There’s always a lot of discussion about how often we should celebrate the Lord’s Supper. In the Catholic Church, it happens on each occasion of worship. When you think about Jesus’ words, it sounds very appropriate. “Do this, as often as you drink it, in remembrance of me.”
Jesus wants us to remember him all the time, and this is one of the ways in which we do it.
The Gospel according to John gives another account of what happened. That’s the account we read this evening. A very different act of service, a very different example that we are called to follow.
Most of us engage in many different types of service to others. Perhaps we help people in their homes, doing chores or shopping or cooking or just keeping them company. Maybe we give rides to people who need them. Perhaps we are serving the youth who come to The Depot, or we are tutoring the children in our schools. Maybe we do yard work or shovel snow for others. Maybe we pay expenses for other people. Perhaps we give generously to this church or to specific charitable organizations so that others can serve, too. Maybe we pray unceasingly.
I would guess, however, that footwashing isn’t among the ways we generally serve others. When I was serving at the Mungere School in Tanzania earlier this year, when we set out each day across dusty roads, we’d return home covered in dirt.
So I can just imagine the shape Jesus’ disciples were in after a busy day outside.

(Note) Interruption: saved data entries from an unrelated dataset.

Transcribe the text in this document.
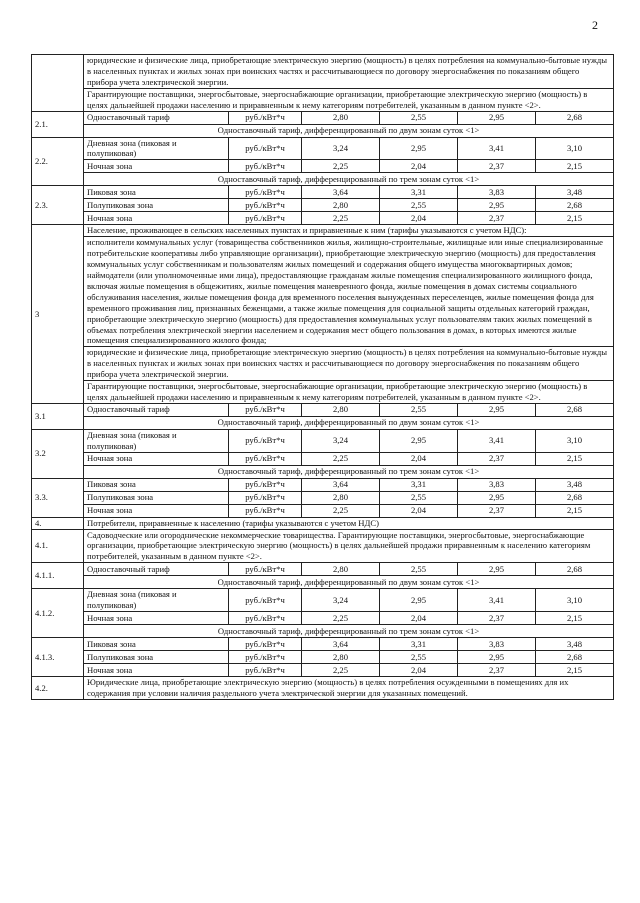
2
	юридические и физические лица, приобретающие электрическую энергию (мощность) в целях потребления на коммунально-бытовые нужды в населенных пунктах и жилых зонах при воинских частях и рассчитывающиеся по договору энергоснабжения по показаниям общего прибора учета электрической энергии.					
	Гарантирующие поставщики, энергосбытовые, энергоснабжающие организации, приобретающие электрическую энергию (мощность) в целях дальнейшей продажи населению и приравненным к нему категориям потребителей, указанным в данном пункте <2>.					
2.1.	Одноставочный тариф	руб./кВт*ч	2,80	2,55	2,95	2,68
	Одноставочный тариф, дифференцированный по двум зонам суток <1>					
2.2.	Дневная зона (пиковая и полупиковая)	руб./кВт*ч	3,24	2,95	3,41	3,10
	Ночная зона	руб./кВт*ч	2,25	2,04	2,37	2,15
	Одноставочный тариф, дифференцированный по трем зонам суток <1>					
2.3.	Пиковая зона	руб./кВт*ч	3,64	3,31	3,83	3,48
	Полупиковая зона	руб./кВт*ч	2,80	2,55	2,95	2,68
	Ночная зона	руб./кВт*ч	2,25	2,04	2,37	2,15
3	Население, проживающее в сельских населенных пунктах и приравненные к ним (тарифы указываются с учетом НДС):					
	исполнители коммунальных услуг (товарищества собственников жилья, жилищно-строительные, жилищные или иные специализированные потребительские кооперативы либо управляющие организации), приобретающие электрическую энергию (мощность) для предоставления коммунальных услуг собственникам и пользователям жилых помещений и содержания общего имущества многоквартирных домов; наймодатели (или уполномоченные ими лица), предоставляющие гражданам жилые помещения специализированного жилищного фонда, включая жилые помещения в общежитиях, жилые помещения маневренного фонда, жилые помещения в домах системы социального обслуживания населения, жилые помещения фонда для временного поселения вынужденных переселенцев, жилые помещения фонда для временного проживания лиц, признанных беженцами, а также жилые помещения для социальной защиты отдельных категорий граждан, приобретающие электрическую энергию (мощность) для предоставления коммунальных услуг пользователям таких жилых помещений в объемах потребления электрической энергии населением и содержания мест общего пользования в домах, в которых имеются жилые помещения специализированного жилого фонда;					
	юридические и физические лица, приобретающие электрическую энергию (мощность) в целях потребления на коммунально-бытовые нужды в населенных пунктах и жилых зонах при воинских частях и рассчитывающиеся по договору энергоснабжения по показаниям общего прибора учета электрической энергии.					
	Гарантирующие поставщики, энергосбытовые, энергоснабжающие организации, приобретающие электрическую энергию (мощность) в целях дальнейшей продажи населению и приравненным к нему категориям потребителей, указанным в данном пункте <2>.					
3.1	Одноставочный тариф	руб./кВт*ч	2,80	2,55	2,95	2,68
	Одноставочный тариф, дифференцированный по двум зонам суток <1>					
3.2	Дневная зона (пиковая и полупиковая)	руб./кВт*ч	3,24	2,95	3,41	3,10
	Ночная зона	руб./кВт*ч	2,25	2,04	2,37	2,15
	Одноставочный тариф, дифференцированный по трем зонам суток <1>					
3.3.	Пиковая зона	руб./кВт*ч	3,64	3,31	3,83	3,48
	Полупиковая зона	руб./кВт*ч	2,80	2,55	2,95	2,68
	Ночная зона	руб./кВт*ч	2,25	2,04	2,37	2,15
4.	Потребители, приравненные к населению (тарифы указываются с учетом НДС)					
4.1.	Садоводческие или огороднические некоммерческие товарищества. Гарантирующие поставщики, энергосбытовые, энергоснабжающие организации, приобретающие электрическую энергию (мощность) в целях дальнейшей продажи приравненным к населению категориям потребителей, указанным в данном пункте <2>.					
4.1.1.	Одноставочный тариф	руб./кВт*ч	2,80	2,55	2,95	2,68
	Одноставочный тариф, дифференцированный по двум зонам суток <1>					
4.1.2.	Дневная зона (пиковая и полупиковая)	руб./кВт*ч	3,24	2,95	3,41	3,10
	Ночная зона	руб./кВт*ч	2,25	2,04	2,37	2,15
	Одноставочный тариф, дифференцированный по трем зонам суток <1>					
4.1.3.	Пиковая зона	руб./кВт*ч	3,64	3,31	3,83	3,48
	Полупиковая зона	руб./кВт*ч	2,80	2,55	2,95	2,68
	Ночная зона	руб./кВт*ч	2,25	2,04	2,37	2,15
4.2.	Юридические лица, приобретающие электрическую энергию (мощность) в целях потребления осужденными в помещениях для их содержания при условии наличия раздельного учета электрической энергии для указанных помещений.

You have come here this evening with your own burdens, your own pressures. You didn’t have to come, but you did. And here you are to participate in one aspect of the mystery of our faith: that our Lord Jesus wants us to experience what it’s like to be his servant people in this world.
The last thing Jesus’ disciples expected him to do was to get up from the table and start washing their feet. In fact, John tells us that Peter ended up arguing with Jesus about it. His Lord and his God was not going to wash his feet if he had anything to say about it.
Oh no. You’re not washing my feet, says Peter. But once Peter hears the purpose, he wants to be drenched. The feet won’t be enough for him.
Jesus tells him it’s enough. And then he explains why he’s done it. Yes, he’s the teacher and he’s the Lord. But what a Lord! A servant Lord!
Wow! That’s what Christ’s glory looks like, he tells us. Not the expected kind of glory, but a very special kind of glory.
It’s the example we’re to follow. That’s what he says. “For I have set you an example, that you should also do as I have done to you.” To humble ourselves as Jesus did. He has promised us, “If you know these things, you are blessed if you do them…”
Another word for “blessed” is “happy.” Jesus wants you and me to be happy. Complaining may sound easier, but believe me, it isn’t.
With our stressed-out, hurry-up lives, we too often forget to just stop and think about losing ourselves in Jesus’ love.
Tonight is Jesus’ lovefest to us and our lovefest to one another. Thinking about Jesus’ greatest commandment: to love one another.
How do you and I want to be known? Do we want fame, or fortune? That’s what the world tells us to seek. But not Jesus.
What he says is in vs. 35: “By this everyone will know that you are my disciples, if you have love for one another.”
That’s what we want everyone to know about us, right? It’s not just that we’re members of this congregation. It’s that we love each other and God’s whole creation. We’re here to spread that love. Amen.